WASHINGTON, D.C.: The Federal Reserve’s decision to delay raising interest rates mainly because of uncertainties about China’s economy is bothering a number of economists and investors.
Usually, the central bank is primarily focused on the US economy for setting the path of monetary policy, and rarely cites foreign developments to justify a rate decision.
“The Fed decided that all economic and financial issues in the world are its concern and given the uncertain global economic and financial conditions, the start of rate normalization would have to wait,” said economist Joel Naroff.
The decision rattled Wall Street, driving both the S&P 500 and the Dow Jones Industrial Average down more than 1.6 percent Friday.
In its statement announcing the move Thursday, the Federal Open Market Committee (FOMC), the Fed’s policy arm, said that “recent global economic and financial developments may restrain economic activity somewhat” and were likely to push down already tepid US inflation.
Although the FOMC statement did not explicitly name China, Fed Chair Janet Yellen mentioned the Asia giant in her news conference.
“A lot of our focus has been on risks around China, but not just China, emerging markets more generally and how they may spill over to the United States,” she said.
Noting the financial markets turmoil after China unexpectedly devalued its currency in mid-August, Yellen said they in part “reflected concerns that there was downside risk to Chinese economic performance.”
Nevertheless, she stressed, the Fed “should not be responding to the ups and downs” in markets and “it is certainly not our policy to do so,” she said.
But “they did,” said Chris Low of FTN Financial. “Why? Because apparently when the markets are in turmoil, it is ‘incumbent on us’ to speculate about the cause of the turbulence and in this case they decided it was weakness in foreign economies.”
China is ‘excuse’
It seemed the Fed had enough data on the US economic front to merit a rate increase, said Ozlem Yaylaci, US economist at IHS Global Insight.
Yellen herself insisted that the “US economy that has been performing well.”
For Derek Scissors, an economist at the American Enterprise Institute, Yellen’s highlight on China’s economic slowdown “is just giving an excuse to not raising rates.”
The real reason for holding rates unchanged “is still weakness in the labor market,” he said, noting that behind the encouraging fall in the unemployment rate to 5.1 percent, the labor force participation remains low and wages are stagnant.
The slowdown in China, the world’s second-largest economy, however, is real. IHS Global Insight forecast that growth will fall from a 7.3 percent pace in 2014 to 6.5 percent this year and 6.3 percent in 2016.
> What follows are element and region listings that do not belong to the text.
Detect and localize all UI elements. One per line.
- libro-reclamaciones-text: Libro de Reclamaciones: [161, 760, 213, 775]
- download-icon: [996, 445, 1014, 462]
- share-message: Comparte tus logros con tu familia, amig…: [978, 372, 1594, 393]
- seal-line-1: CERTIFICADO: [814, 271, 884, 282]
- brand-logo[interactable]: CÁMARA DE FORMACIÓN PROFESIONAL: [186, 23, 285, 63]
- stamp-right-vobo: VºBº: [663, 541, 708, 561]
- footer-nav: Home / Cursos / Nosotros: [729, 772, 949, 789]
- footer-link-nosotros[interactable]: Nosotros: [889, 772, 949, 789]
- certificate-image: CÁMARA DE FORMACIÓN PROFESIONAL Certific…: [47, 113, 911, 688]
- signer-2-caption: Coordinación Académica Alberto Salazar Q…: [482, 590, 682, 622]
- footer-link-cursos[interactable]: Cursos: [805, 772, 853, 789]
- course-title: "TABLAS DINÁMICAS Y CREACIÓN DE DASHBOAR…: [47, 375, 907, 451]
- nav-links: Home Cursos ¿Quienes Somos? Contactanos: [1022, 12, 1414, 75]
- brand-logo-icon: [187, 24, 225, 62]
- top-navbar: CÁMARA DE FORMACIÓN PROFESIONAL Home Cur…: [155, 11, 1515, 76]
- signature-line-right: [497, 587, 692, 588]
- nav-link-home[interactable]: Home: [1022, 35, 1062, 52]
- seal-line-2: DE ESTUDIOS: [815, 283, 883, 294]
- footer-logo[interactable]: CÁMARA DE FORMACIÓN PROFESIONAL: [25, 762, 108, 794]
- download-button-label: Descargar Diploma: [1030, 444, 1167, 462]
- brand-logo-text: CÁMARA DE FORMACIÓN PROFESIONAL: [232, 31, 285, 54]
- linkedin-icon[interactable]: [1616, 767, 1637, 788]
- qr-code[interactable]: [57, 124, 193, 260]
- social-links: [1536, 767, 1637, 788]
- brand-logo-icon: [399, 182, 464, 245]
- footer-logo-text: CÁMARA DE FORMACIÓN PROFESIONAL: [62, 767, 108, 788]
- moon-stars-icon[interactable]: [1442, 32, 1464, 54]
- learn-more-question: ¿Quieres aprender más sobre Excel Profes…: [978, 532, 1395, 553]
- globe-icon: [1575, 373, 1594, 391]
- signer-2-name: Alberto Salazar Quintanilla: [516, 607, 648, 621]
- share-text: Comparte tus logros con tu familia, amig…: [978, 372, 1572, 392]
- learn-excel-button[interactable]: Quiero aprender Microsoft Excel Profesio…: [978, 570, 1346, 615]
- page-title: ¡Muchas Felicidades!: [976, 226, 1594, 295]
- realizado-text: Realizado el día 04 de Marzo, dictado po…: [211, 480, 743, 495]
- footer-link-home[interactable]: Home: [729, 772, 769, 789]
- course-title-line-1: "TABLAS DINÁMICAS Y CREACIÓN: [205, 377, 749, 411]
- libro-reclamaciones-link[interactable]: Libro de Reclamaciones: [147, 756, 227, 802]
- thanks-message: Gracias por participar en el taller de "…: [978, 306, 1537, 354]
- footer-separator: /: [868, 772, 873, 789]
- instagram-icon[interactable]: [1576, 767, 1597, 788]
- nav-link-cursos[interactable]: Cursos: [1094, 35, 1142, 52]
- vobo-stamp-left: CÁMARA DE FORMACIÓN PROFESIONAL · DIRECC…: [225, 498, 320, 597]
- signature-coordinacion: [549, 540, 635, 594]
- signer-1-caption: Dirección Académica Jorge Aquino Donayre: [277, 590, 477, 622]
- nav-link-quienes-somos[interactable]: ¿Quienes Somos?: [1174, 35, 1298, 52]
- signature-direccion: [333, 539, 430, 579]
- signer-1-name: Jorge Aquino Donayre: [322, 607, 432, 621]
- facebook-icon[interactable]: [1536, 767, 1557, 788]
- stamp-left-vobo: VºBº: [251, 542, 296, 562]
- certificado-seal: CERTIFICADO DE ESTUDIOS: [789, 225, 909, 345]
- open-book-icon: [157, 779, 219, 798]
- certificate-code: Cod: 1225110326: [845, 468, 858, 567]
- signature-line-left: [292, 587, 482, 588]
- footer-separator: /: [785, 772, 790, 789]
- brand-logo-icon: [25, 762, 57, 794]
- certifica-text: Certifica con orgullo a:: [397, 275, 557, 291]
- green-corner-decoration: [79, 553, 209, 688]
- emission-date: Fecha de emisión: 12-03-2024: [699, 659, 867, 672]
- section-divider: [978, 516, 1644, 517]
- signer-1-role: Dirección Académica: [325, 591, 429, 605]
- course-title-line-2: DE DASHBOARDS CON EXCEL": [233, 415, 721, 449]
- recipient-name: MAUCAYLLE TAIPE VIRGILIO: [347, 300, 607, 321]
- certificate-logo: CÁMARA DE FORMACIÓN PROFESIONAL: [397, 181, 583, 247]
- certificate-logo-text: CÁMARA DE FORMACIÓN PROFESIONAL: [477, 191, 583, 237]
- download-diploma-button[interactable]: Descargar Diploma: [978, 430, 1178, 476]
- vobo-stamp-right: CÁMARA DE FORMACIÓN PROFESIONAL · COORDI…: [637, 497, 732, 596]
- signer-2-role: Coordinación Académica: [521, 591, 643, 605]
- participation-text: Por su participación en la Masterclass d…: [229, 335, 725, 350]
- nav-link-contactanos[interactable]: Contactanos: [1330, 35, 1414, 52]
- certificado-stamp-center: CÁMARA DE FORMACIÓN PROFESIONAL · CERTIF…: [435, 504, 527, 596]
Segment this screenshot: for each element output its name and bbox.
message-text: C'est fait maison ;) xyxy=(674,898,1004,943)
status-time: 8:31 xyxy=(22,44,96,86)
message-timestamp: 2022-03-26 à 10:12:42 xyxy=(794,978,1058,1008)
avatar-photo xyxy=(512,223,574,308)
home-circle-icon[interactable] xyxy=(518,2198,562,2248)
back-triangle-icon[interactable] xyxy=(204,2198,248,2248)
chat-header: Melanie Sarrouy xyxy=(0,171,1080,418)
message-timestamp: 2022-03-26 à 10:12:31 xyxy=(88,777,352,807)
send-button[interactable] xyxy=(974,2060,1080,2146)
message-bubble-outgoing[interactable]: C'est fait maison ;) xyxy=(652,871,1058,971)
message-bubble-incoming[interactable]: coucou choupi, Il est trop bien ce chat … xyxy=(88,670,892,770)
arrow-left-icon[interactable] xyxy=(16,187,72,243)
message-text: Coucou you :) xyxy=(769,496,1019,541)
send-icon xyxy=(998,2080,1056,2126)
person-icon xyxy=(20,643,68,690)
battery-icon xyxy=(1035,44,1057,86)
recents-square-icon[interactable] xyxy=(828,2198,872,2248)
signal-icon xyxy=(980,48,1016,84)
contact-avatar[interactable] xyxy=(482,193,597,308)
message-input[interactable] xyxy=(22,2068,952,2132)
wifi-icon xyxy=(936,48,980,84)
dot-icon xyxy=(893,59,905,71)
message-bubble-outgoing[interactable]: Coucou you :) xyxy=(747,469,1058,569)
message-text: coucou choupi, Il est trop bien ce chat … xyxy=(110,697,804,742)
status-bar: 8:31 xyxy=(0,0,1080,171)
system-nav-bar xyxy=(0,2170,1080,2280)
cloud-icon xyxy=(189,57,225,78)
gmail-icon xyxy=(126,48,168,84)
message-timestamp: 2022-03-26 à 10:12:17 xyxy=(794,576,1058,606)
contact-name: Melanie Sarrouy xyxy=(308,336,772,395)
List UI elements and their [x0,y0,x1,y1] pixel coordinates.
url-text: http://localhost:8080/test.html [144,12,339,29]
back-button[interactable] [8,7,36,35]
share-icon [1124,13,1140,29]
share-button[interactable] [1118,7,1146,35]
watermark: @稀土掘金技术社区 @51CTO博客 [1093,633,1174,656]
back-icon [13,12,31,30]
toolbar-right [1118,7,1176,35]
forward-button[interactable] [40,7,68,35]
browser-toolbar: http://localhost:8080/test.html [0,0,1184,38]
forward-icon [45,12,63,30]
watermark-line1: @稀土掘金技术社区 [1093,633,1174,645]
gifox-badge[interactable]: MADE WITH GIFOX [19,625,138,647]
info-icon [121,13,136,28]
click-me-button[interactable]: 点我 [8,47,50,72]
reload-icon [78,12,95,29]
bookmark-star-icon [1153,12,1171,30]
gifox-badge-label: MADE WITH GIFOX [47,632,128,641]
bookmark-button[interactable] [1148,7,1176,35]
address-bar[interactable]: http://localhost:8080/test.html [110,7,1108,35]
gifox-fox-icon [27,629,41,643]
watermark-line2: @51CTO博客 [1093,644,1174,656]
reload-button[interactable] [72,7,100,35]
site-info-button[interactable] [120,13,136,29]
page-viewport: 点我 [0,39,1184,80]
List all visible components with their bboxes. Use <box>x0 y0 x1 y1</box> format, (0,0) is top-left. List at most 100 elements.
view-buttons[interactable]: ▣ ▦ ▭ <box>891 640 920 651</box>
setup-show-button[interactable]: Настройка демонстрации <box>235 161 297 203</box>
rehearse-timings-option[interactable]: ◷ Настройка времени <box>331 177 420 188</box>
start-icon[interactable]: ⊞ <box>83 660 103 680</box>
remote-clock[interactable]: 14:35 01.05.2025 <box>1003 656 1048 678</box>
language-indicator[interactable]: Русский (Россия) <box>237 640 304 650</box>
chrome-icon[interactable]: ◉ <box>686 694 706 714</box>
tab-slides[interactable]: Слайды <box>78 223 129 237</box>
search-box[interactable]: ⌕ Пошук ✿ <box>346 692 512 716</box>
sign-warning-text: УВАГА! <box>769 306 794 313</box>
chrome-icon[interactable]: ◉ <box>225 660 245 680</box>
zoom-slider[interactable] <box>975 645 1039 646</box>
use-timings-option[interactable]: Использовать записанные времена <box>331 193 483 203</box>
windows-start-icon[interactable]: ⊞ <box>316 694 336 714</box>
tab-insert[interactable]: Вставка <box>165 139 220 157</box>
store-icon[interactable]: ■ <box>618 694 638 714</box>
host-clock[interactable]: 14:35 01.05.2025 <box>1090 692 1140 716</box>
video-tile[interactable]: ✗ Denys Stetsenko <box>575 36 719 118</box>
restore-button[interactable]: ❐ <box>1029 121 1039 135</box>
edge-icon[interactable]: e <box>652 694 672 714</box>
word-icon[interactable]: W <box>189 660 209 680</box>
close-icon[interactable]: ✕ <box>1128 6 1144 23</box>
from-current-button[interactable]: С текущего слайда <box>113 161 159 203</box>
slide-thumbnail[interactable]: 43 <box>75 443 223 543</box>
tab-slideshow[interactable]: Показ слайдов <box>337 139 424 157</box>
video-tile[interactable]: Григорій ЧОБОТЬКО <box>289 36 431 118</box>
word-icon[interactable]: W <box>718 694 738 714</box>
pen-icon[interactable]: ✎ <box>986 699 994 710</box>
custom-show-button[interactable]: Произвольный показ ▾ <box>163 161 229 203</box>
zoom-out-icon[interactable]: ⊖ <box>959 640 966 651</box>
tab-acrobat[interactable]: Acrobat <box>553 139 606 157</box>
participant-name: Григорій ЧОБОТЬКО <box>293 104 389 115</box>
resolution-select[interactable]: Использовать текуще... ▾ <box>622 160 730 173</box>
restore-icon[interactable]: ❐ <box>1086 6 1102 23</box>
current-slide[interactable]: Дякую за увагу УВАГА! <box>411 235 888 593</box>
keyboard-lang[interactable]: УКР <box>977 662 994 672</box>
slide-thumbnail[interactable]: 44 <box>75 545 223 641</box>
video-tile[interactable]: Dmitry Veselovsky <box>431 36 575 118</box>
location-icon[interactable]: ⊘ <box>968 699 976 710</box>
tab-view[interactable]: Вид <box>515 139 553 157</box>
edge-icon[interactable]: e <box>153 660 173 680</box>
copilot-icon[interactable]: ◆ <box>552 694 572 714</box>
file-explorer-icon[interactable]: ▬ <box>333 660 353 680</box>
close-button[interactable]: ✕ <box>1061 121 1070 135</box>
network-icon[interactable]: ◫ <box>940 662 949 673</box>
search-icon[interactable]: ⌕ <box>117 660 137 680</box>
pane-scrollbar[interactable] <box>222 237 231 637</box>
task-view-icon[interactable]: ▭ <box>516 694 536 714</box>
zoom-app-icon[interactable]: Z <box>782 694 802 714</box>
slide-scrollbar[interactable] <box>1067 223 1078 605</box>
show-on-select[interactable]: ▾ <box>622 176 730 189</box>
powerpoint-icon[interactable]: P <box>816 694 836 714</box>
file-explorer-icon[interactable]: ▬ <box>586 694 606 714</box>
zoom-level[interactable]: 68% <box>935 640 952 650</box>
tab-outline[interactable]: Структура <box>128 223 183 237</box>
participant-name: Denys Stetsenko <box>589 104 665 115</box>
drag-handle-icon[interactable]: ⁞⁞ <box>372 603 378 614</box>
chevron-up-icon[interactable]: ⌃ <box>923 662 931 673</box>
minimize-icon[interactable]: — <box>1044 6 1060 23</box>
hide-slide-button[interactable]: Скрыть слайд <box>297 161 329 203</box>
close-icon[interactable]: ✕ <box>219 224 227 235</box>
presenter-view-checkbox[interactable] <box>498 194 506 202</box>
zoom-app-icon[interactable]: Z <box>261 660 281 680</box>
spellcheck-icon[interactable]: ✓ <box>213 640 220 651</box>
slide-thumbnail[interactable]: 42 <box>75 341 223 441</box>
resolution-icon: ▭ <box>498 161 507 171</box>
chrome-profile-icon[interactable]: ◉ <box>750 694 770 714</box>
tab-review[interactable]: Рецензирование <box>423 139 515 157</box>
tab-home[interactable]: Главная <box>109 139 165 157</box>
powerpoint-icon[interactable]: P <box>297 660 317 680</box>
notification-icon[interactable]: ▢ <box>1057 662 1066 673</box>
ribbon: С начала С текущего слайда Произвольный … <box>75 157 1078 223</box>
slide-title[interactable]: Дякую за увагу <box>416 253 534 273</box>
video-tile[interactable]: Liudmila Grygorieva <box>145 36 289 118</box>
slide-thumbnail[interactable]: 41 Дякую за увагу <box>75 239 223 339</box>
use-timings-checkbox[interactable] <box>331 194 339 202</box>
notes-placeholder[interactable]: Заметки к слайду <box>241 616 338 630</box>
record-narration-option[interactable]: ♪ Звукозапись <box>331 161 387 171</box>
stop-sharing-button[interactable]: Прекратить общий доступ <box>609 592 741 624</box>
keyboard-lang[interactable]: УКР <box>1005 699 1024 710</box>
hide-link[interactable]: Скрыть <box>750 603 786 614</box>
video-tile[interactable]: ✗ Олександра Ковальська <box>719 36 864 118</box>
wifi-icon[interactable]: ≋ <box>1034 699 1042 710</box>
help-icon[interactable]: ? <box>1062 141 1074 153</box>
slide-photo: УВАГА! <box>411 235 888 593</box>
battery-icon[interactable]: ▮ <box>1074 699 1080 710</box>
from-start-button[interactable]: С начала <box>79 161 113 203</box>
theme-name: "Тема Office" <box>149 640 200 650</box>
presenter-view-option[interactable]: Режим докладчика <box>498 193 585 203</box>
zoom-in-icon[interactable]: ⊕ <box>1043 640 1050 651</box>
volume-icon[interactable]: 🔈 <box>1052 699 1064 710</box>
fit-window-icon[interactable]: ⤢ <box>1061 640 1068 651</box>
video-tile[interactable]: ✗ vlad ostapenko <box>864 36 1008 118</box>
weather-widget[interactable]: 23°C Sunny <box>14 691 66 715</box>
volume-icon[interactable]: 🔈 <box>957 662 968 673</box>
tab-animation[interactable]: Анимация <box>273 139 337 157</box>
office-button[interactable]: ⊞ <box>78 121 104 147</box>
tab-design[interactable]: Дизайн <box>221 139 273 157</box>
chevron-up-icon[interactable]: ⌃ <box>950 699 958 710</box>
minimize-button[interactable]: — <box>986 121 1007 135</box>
“I wasn’t surprised that the Fed leaned so heavily on international developments,” said Stephen Oliner, a former Fed economist.
“They had to decide whether to tighten yesterday or wait a while, and the recent news about slowing global growth introduced a significant element of uncertainty in the outlook for the US,” he told Agence France-Presse.
Naroff raised concerns about the murkiness of the Chinese picture. “We don’t even know what will constitute enough knowledge of what is happening in China, especially since the Chinese data are questionable, at best, and their policies are hardly transparent.”
The International Monetary Fund called Beijing to task on that issue Thursday, urging it to improve the quality of its economic data.
There could be at least another reason, more troubling, that may have led the Fed to hold rates, suggested Scissors.
FOMC policymakers possibly don’t trust the Chinese on currency policy, he said.
Perhaps they are saying to each other “we don’t want to touch rates in a situation where we think that the Chinese might actually devalue suddenly their currency in a large way,” he said.
Although Chinese President Xi Jinping is coming to Washington next week for a state visit with President Barack Obama, it is uncertain whether any Fed officials will be meeting with members of the Chinese delegation.
The Fed “wouldn’t advertise that. It would probably scare people more than reassure them,” Scissors said.